For liveaboard access, Emperor Divers includes Dhigu Thila on several of their Maldives itineraries. Their boats carry experienced guides who have dived the site in all conditions and seasons. The advantage of a liveaboard visit is timing: they can hit the site at optimal current windows rather than being locked to a morning or afternoon schedule.
Liveaboard Options
South Malé Atoll sits on several popular liveaboard routes, and Dhigu Thila appears as a regular stop on itineraries covering the central atolls.
Emperor Explorer and Emperor Serenity run multi-day routes through North and South Malé. Their "Best of Maldives" itinerary typically includes Dhigu Thila alongside Kandooma Thila, Guraidhoo Kandu, and other South Malé highlights before continuing south. Pricing runs $200 to $350 per person per night depending on cabin category and season. Their onboard guides carry years of experience at this specific site and adjust dive plans based on live current readings.

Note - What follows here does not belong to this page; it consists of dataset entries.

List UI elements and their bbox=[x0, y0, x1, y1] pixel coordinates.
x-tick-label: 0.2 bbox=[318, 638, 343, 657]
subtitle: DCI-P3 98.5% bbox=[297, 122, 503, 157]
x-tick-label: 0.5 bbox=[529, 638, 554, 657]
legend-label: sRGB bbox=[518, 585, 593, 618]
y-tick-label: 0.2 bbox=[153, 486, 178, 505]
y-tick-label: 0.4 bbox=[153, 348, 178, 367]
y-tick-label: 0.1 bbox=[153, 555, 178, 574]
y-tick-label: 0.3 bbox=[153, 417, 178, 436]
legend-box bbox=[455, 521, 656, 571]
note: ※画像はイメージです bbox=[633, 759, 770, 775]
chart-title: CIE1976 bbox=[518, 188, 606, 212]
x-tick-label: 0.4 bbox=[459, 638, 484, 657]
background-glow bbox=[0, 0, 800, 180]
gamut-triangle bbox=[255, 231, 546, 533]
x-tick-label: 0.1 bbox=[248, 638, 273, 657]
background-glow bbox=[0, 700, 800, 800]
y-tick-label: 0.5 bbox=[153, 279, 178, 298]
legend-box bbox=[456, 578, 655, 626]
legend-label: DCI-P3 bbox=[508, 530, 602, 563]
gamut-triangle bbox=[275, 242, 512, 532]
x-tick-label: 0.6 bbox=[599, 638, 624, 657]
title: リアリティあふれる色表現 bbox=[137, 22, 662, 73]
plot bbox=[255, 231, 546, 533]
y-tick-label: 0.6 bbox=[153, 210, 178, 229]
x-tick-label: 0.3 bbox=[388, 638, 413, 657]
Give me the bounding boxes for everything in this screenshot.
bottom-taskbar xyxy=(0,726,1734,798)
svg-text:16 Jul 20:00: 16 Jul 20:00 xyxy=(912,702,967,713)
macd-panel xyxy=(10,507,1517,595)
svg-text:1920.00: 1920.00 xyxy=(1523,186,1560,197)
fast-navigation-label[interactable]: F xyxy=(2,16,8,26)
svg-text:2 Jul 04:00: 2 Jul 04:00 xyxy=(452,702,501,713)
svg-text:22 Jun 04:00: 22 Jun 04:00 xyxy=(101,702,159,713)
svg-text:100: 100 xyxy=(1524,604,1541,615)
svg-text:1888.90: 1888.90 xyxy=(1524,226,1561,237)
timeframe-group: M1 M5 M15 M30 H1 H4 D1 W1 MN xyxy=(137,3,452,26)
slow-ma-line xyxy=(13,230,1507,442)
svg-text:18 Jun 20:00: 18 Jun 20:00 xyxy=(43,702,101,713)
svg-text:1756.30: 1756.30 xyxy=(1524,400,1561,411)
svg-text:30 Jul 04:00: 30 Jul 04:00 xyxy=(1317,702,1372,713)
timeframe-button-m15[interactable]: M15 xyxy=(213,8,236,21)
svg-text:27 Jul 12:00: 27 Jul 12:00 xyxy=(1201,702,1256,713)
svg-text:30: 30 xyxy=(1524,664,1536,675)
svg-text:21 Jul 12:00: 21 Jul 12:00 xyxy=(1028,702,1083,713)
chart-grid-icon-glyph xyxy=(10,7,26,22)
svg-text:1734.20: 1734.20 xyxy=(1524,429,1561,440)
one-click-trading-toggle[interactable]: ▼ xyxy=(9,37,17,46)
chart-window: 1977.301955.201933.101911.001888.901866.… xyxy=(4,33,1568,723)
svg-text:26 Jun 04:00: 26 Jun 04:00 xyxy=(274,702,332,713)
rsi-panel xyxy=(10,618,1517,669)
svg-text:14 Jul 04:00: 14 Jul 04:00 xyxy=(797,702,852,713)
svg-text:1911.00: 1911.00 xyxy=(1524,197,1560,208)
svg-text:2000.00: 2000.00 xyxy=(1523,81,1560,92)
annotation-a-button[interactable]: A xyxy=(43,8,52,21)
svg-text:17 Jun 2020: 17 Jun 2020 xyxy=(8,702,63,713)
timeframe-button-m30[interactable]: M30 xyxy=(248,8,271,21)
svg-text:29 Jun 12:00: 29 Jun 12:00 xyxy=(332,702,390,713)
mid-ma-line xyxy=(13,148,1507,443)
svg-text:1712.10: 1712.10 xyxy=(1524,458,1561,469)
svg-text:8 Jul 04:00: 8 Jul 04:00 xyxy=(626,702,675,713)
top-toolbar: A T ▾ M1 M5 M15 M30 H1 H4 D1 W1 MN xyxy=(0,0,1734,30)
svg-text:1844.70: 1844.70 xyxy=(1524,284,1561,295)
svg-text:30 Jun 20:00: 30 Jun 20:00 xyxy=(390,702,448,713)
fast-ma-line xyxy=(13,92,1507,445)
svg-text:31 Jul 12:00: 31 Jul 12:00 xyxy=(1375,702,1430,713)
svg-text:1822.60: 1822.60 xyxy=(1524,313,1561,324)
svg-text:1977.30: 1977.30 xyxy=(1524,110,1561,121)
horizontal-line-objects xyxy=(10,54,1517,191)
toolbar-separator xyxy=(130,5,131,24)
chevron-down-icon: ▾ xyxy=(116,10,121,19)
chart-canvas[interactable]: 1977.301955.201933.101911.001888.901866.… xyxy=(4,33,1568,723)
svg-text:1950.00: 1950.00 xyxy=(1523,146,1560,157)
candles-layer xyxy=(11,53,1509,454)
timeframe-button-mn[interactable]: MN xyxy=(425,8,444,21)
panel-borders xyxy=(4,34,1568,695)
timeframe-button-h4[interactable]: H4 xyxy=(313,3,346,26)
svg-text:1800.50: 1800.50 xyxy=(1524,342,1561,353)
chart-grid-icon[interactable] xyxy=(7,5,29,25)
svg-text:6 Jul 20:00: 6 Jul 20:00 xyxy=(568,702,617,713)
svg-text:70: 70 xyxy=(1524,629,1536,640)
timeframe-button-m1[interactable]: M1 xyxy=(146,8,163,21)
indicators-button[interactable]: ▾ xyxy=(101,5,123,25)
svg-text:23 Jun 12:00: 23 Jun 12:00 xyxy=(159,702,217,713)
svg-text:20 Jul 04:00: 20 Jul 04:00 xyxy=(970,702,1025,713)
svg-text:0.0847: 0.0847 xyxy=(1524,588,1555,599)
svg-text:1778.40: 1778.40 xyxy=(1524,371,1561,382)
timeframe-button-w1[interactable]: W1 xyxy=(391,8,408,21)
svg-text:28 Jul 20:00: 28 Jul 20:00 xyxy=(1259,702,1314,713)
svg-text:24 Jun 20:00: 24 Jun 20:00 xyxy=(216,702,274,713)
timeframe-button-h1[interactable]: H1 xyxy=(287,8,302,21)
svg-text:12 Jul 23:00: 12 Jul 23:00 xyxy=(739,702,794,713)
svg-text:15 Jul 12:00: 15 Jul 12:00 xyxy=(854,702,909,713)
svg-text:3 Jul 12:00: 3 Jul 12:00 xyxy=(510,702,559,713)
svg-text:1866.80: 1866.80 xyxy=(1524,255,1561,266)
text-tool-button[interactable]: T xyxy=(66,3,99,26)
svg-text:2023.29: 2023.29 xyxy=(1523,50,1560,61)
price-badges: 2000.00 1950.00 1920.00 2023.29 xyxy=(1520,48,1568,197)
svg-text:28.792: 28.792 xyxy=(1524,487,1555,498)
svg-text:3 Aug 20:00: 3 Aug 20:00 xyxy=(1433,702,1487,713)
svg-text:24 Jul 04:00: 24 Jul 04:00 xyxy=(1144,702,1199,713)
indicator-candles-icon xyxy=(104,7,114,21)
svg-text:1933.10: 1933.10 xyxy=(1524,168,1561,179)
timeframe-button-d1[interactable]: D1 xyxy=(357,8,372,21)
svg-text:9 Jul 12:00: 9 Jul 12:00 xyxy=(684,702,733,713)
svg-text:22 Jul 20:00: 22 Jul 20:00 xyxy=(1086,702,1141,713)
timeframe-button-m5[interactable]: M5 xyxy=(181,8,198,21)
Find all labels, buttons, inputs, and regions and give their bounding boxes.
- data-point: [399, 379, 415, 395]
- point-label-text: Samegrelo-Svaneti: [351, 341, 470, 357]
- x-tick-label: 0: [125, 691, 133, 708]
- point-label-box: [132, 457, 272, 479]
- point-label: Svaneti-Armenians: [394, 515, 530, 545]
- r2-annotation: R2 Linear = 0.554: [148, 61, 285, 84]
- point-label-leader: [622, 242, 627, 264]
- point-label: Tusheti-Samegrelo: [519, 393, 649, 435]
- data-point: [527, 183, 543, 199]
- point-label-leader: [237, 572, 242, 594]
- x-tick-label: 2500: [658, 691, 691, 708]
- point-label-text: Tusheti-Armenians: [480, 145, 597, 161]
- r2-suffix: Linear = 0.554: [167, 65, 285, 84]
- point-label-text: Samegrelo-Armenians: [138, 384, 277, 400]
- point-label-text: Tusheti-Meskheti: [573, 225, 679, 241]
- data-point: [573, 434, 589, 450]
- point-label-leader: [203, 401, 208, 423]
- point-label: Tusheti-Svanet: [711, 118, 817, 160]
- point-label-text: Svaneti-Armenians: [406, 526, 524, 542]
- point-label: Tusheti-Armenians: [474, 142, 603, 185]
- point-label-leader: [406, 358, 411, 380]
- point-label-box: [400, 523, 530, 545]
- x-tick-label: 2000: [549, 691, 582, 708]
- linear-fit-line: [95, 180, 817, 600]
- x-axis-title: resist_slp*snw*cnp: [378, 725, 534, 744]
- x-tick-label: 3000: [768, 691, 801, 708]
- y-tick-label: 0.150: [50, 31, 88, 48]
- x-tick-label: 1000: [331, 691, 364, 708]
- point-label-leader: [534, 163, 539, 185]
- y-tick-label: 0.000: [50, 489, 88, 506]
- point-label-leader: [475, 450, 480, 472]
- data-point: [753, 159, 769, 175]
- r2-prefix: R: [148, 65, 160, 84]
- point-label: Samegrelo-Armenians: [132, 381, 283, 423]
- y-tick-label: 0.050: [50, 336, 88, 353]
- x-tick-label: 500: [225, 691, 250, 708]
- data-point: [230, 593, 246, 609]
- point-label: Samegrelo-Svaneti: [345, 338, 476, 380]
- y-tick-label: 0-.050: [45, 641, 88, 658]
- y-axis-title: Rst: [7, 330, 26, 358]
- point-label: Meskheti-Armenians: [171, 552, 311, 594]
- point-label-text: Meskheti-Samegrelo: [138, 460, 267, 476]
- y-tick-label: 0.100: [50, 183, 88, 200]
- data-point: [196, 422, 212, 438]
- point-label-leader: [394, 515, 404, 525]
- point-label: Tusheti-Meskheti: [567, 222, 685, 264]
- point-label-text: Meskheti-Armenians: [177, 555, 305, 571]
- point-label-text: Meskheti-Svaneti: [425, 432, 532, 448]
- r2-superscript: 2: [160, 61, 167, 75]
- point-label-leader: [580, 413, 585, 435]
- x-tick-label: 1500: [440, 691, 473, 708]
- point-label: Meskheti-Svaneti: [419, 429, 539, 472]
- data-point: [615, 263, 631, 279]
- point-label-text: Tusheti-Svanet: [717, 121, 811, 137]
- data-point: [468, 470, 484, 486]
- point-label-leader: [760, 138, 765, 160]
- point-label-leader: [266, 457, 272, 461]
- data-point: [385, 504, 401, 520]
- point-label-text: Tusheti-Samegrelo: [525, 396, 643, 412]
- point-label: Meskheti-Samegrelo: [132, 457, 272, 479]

Carpe Diem and Carpe Vita operate similar central atoll routes with a focus on smaller group sizes and personalised guiding. Their boats are well maintained with good camera facilities including rinse tanks and charging stations. Premium pricing at $250 to $400 per night but the service matches.
MV Mozaique targets the mid-range market with comfortable accommodation and solid diving operations. Their South Malé routes include Dhigu Thila as a morning dive, timed for the best current conditions. Nitrox included in the package price.
Scubaspa Ying and Scubaspa Yang combine liveaboard diving with spa treatments, targeting couples and divers who want a more luxurious experience. Their routes include South Malé Atoll and the boat's spa facilities are a genuine draw after multiple days of diving. Top-end pricing at $350 to $500 per night.
For budget liveaboard options, several locally operated boats run shorter two to three-night circuits through South Malé and Vaavu atolls at $150 to $200 per night. Standards vary more widely at this price point, so check recent reviews. The diving is identical since everyone visits the same sites, but cabin comfort, food quality, and safety equipment differ.
Booking well in advance is advisable for the peak season from January through April. The shoulder months of May, November, and December offer lower prices and less crowded sites with only marginally reduced conditions.